Yukon MP Brendan Hanley, seen in the House of Commons in December 2021. Hanley says he won't support the federal government's gun-control legislation as-is. (Adrian Wyld/The Canadian Press - image credit)
Yukon MP Brendan Hanley, seen in the House of Commons in December 2021. Hanley says he won't support the federal government's gun-control legislation as-is. (Adrian Wyld/The Canadian Press - image credit)

Yukoners will have an opportunity to share their thoughts on proposed amendments to federal gun control legislation, the territory's MP says.

"I'm certainly glad to see there's been some movement," Hanley told CBC News. "We're seeing this on a number of different fronts. Primarily due to some of the concerns raised by myself and many constituents and other MPs. Especially rural MPs from all parties."

Bill C-21 was initially aimed at banning handguns but an amendment now proposes certain long guns, including rifles and shotguns, be added to the list.

Hanley said there will be two roundtable-type meetings through Canada's Public Safety office with a Yukon focus being planned.

"What we're looking forward to is hopefully two separate roundtables," Hanley said. "The first would be really focused on First Nation concerns, with First Nation representatives. The second would be more from a stakeholder point of view."

Hanley said that second meeting would include representatives from the fish and game association, and representatives of the hunting-guide community "to make sure we have a range of input from various interests around how important firearms are for hunting, for sustenance,for lifestyle, for Indigenous culture."

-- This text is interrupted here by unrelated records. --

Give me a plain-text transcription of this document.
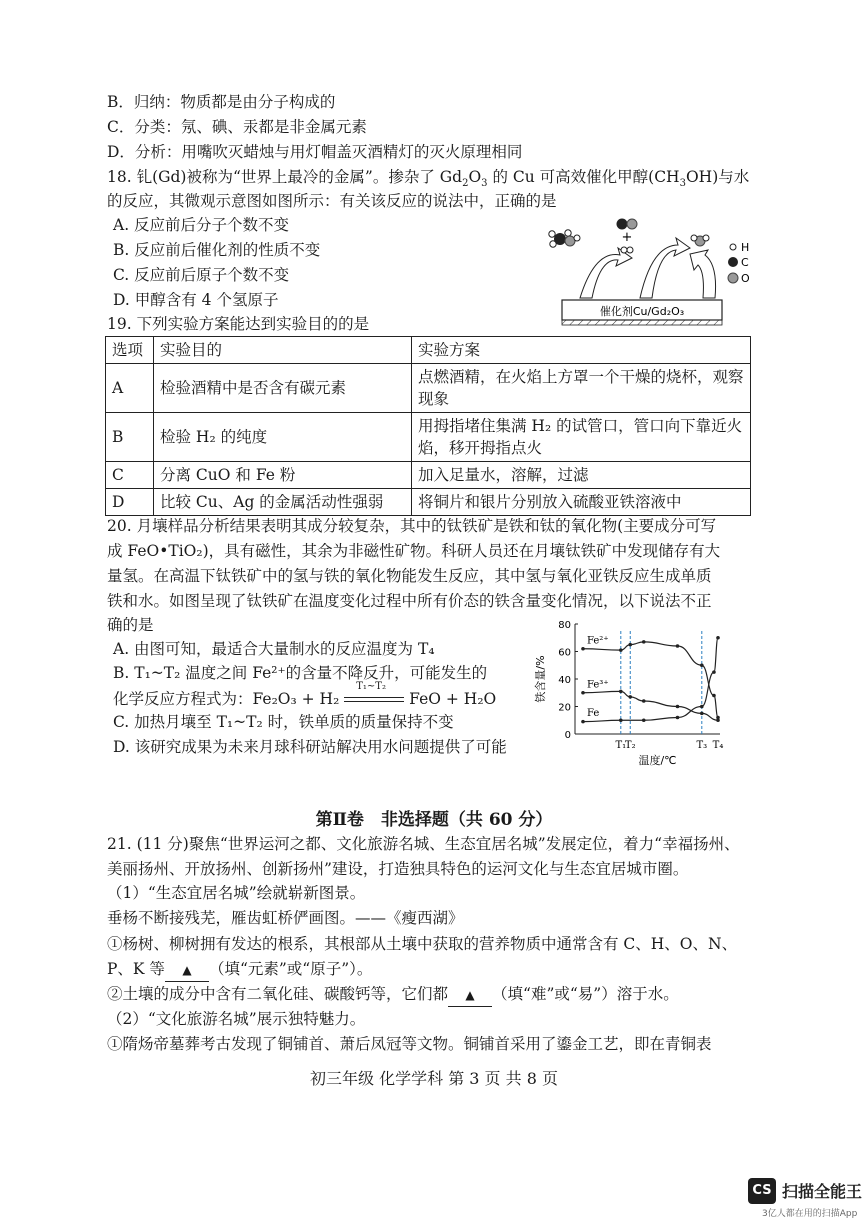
B．归纳：物质都是由分子构成的
C．分类：氖、碘、汞都是非金属元素
D．分析：用嘴吹灭蜡烛与用灯帽盖灭酒精灯的灭火原理相同
18. 钆(Gd)被称为“世界上最冷的金属”。掺杂了 $Gd_2O_3$ 的 Cu 可高效催化甲醇$(CH_3OH)$与水
的反应，其微观示意图如图所示：有关该反应的说法中，正确的是
A. 反应前后分子个数不变
B. 反应前后催化剂的性质不变
C. 反应前后原子个数不变
D. 甲醇含有 4 个氢原子
催化剂Cu/Gd₂O₃
+
H
C
O
19. 下列实验方案能达到实验目的的是
选项	实验目的	实验方案
A	检验酒精中是否含有碳元素	点燃酒精，在火焰上方罩一个干燥的烧杯，观察现象
B	检验 H₂ 的纯度	用拇指堵住集满 H₂ 的试管口，管口向下靠近火焰，移开拇指点火
C	分离 CuO 和 Fe 粉	加入足量水，溶解，过滤
D	比较 Cu、Ag 的金属活动性强弱	将铜片和银片分别放入硫酸亚铁溶液中
20. 月壤样品分析结果表明其成分较复杂，其中的钛铁矿是铁和钛的氧化物(主要成分可写
成 FeO•TiO₂)，具有磁性，其余为非磁性矿物。科研人员还在月壤钛铁矿中发现储存有大
量氢。在高温下钛铁矿中的氢与铁的氧化物能发生反应，其中氢与氧化亚铁反应生成单质
铁和水。如图呈现了钛铁矿在温度变化过程中所有价态的铁含量变化情况，以下说法不正
确的是
A. 由图可知，最适合大量制水的反应温度为 T₄
B. T₁~T₂ 温度之间 Fe²⁺的含量不降反升，可能发生的
化学反应方程式为：Fe₂O₃ + H₂
T₁~T₂
FeO + H₂O
C. 加热月壤至 T₁~T₂ 时，铁单质的质量保持不变
D. 该研究成果为未来月球科研站解决用水问题提供了可能
0
20
40
60
80
铁含量/%
温度/℃
T₁
T₂	T₃ T₄
Fe²⁺
Fe³⁺
Fe
第Ⅱ卷　非选择题（共 60 分）
21. (11 分)聚焦“世界运河之都、文化旅游名城、生态宜居名城”发展定位，着力“幸福扬州、
美丽扬州、开放扬州、创新扬州”建设，打造独具特色的运河文化与生态宜居城市圈。
（1）“生态宜居名城”绘就崭新图景。
垂杨不断接残芜，雁齿虹桥俨画图。——《瘦西湖》
①杨树、柳树拥有发达的根系，其根部从土壤中获取的营养物质中通常含有 C、H、O、N、
P、K 等 ▲ （填“元素”或“原子”）。
②土壤的成分中含有二氧化硅、碳酸钙等，它们都 ▲ （填“难”或“易”）溶于水。
（2）“文化旅游名城”展示独特魅力。
①隋炀帝墓葬考古发现了铜铺首、萧后凤冠等文物。铜铺首采用了鎏金工艺，即在青铜表
初三年级 化学学科 第 3 页 共 8 页
CS 扫描全能王
3亿人都在用的扫描App
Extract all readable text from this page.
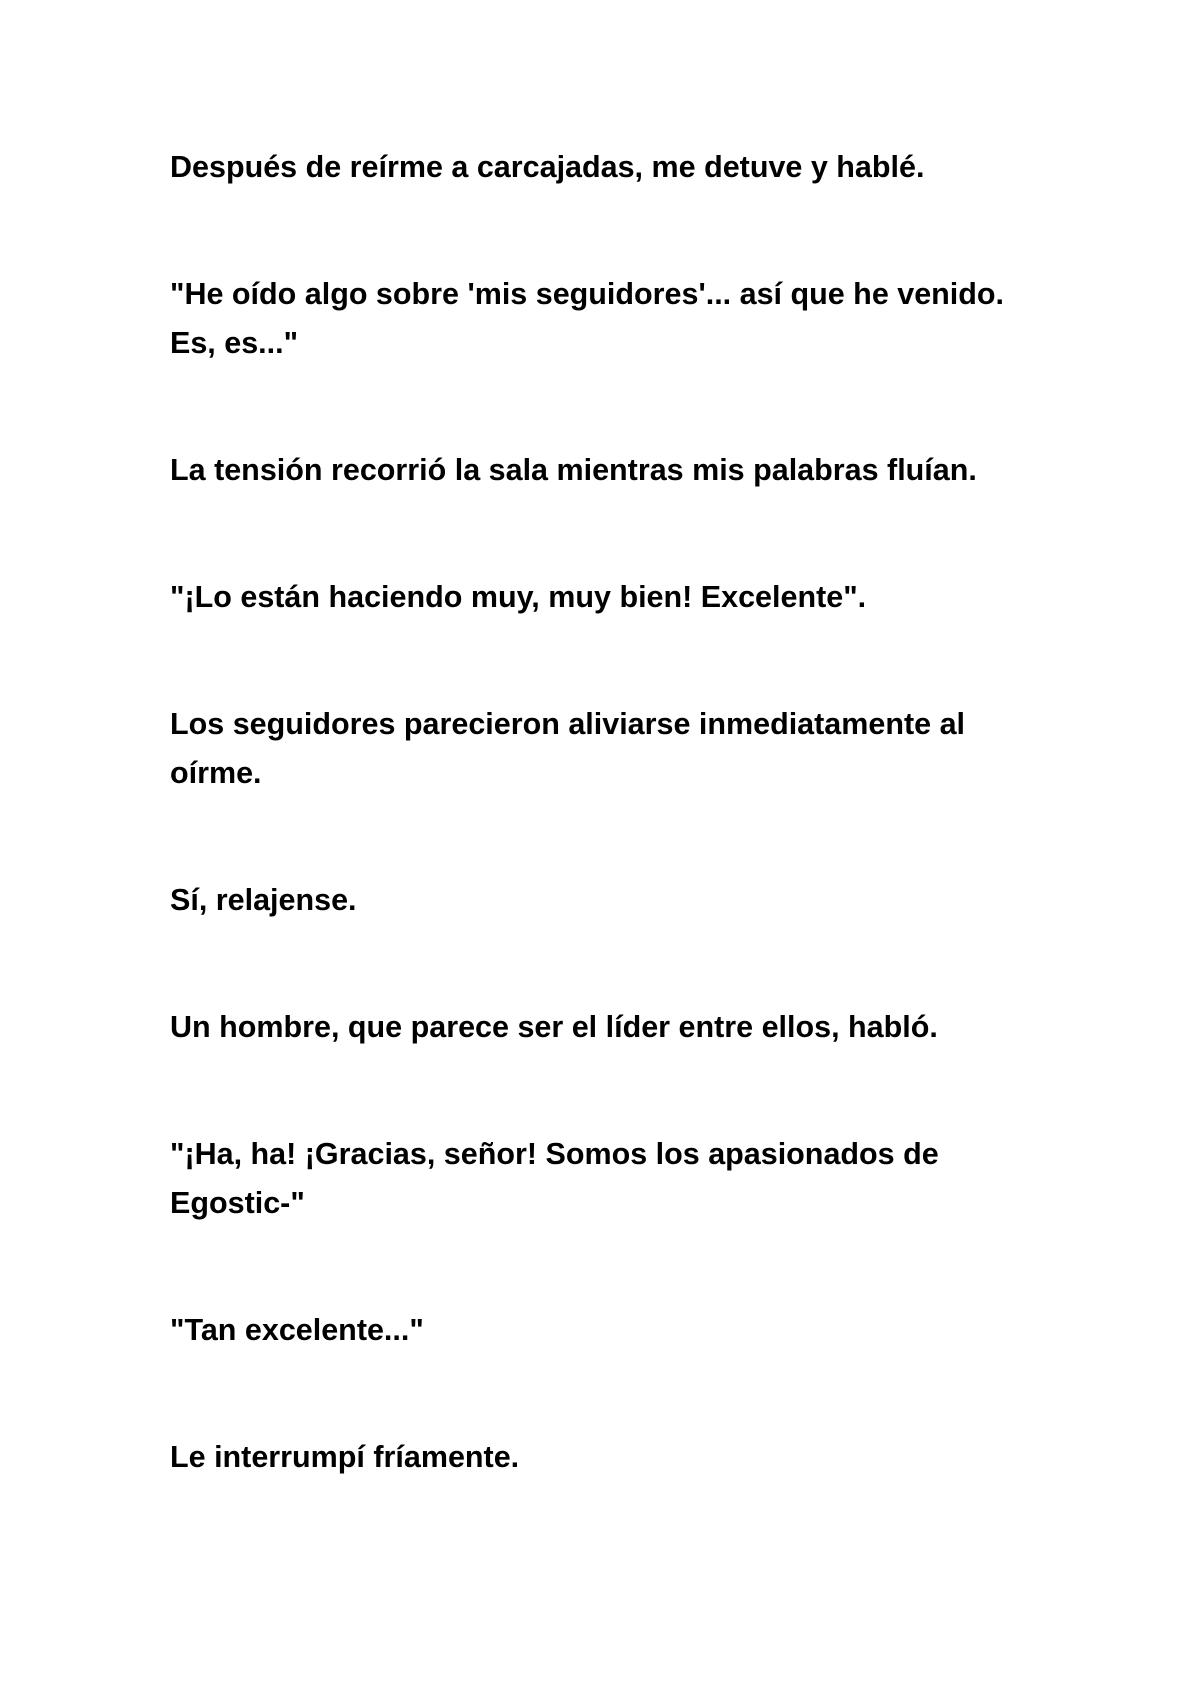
Después de reírme a carcajadas, me detuve y hablé.

"He oído algo sobre 'mis seguidores'... así que he venido. Es, es..."

La tensión recorrió la sala mientras mis palabras fluían.

"¡Lo están haciendo muy, muy bien! Excelente".

Los seguidores parecieron aliviarse inmediatamente al oírme.

Sí, relajense.

Un hombre, que parece ser el líder entre ellos, habló.

"¡Ha, ha! ¡Gracias, señor! Somos los apasionados de Egostic-"

"Tan excelente..."

Le interrumpí fríamente.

Hanley said there is no set date for these meetings at the moment.

In the meantime, he said his stance on the amendments remains the same. He said he is going to continue working to ensure Yukoners' voices are heard, and more importantly, that Yukoners feel heard.

"Ultimately my goal is to ensure that the right to hunt, using the appropriate firearms that are used in modern hunting, is protected," Hanley said.

'Pisses me off,' says one Yukon hunter

Joe Popadynec is a Little Salmon Carmacks First Nation citizen who lives in Dawson City, Yukon, with his family.

Popadynec said if Bill C-21 passes with the current amendments it will severely impact his lifestyle and his family traditions.

"I grew up hunting and trapping," Popadynec said. "I teach my kids weapon safety."

The federal legislation "pisses me off," he said.

"They are attacking legal gun owners," he said. "People like myself and everybody else that's gotten out and taken the courses. Gotten their licences and done everything legal."

Submitted by Joe Popadynec
Submitted by Joe Popadynec

Popadynec said that as the price of food, particularly meat, continues to rise he's had to rely more on wild game. He feels the amended federal legislation would make that challenging.

Last month, Prime Minster Justin Trudeau promised gun control legislation wouldn't target legitimate firearm use. That promise doesn't carry much weight with Popadynec.

Popadynec said some of his other guns have been passed down from generation to generation.

"My father was a World War Two veteran," he said. "He fought for his country. His guns I'm going to pass on to my kids, and if this bill passes they're going to try to come for all of our stuff."

Popadnyec told CBC News that he won't give any of his firearms up willingly.

"I'm not giving them up. They'll go and get buried or something."